Apollo Group Rejected by U.S. High Court on $300 Million Award
The U.S. Supreme Court refused to question a jury verdict that may force Apollo Group Inc. (APOL), the owner of the University of Phoenix, to pay more than $300 million for deceiving shareholders.
The justices yesterday rejected an appeal from Apollo, accused of withholding an Education Department report that said the company was illegally paying recruiters on the basis of enrollment numbers. Apollo, the largest U.S. for-profit college operator, said the suing shareholders didn’t show that the eventual release of the report’s details caused the company’s prices to fall.
Exactly how much Apollo must pay will depend on how many shareholders file claims. An expert witness for the suing shareholders testified at trial that the verdict might affect as many as 50 million shares, meaning Apollo would owe $277.5 million, plus interest.
Phoenix-based Apollo has set aside $177 million to cover damages and other litigation costs. The company said in a regulatory filing in January that it estimates damages will be between $127 million to $228 million.
In a court filing in August, the company said the jury verdict “could result in a total payment of an amount between $200 and $300 million.” That range represents a “worst-case scenario,” said Manny Rivera, a company spokesman.
The dispute stems from an Education Department report delivered to the company privately in February 2004. The report said the company needed to make “substantial and comprehensive changes to the salary compensation system for its recruiters and their direct supervisors.”

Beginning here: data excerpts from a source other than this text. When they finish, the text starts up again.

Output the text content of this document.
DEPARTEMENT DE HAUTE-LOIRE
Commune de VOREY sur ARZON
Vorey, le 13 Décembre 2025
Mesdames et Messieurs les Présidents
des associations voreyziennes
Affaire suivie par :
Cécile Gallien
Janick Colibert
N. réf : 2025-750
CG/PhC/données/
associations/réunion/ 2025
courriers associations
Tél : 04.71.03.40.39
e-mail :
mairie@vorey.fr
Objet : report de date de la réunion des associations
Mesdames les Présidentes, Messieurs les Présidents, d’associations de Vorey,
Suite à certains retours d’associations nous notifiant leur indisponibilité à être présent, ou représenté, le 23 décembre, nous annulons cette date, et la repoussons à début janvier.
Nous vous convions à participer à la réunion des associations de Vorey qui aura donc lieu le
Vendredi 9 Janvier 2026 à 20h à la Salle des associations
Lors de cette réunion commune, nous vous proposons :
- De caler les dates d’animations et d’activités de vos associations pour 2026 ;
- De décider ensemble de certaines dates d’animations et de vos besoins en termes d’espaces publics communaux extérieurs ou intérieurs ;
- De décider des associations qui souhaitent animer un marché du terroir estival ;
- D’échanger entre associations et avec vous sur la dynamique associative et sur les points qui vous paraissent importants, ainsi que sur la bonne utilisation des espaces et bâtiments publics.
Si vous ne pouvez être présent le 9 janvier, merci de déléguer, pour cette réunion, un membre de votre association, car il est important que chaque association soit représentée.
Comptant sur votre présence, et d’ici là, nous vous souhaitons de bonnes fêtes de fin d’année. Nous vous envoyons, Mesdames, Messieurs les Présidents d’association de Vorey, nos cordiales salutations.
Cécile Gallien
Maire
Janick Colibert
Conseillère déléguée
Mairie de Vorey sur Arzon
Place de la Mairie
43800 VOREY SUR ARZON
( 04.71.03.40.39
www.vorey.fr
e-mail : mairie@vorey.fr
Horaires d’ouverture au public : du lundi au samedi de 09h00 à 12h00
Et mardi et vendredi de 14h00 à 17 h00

Apollo agreed to revamp its compensation system and on Sept. 7, 2004, the company announced it was paying $9.8 million to resolve the Education Department’s investigation. The company revealed the existence of the report, without providing details.
The following day, the company’s shares fell from $82.72 to $82.07, a drop the suing shareholders said would have been greater had the company been upfront about the report. By Sept. 21, after a series of newspaper articles provided more details and a securities analyst had downgraded the stock, shares had fallen to $72.00.
Apollo officials said during the case that they didn’t disclose the report because their lawyers told them it was preliminary and flawed.
The case is Apollo Group v. Policeman’s Annuity and Benefit Fund of Chicago, 10-649, U.S. Supreme Court (Washington).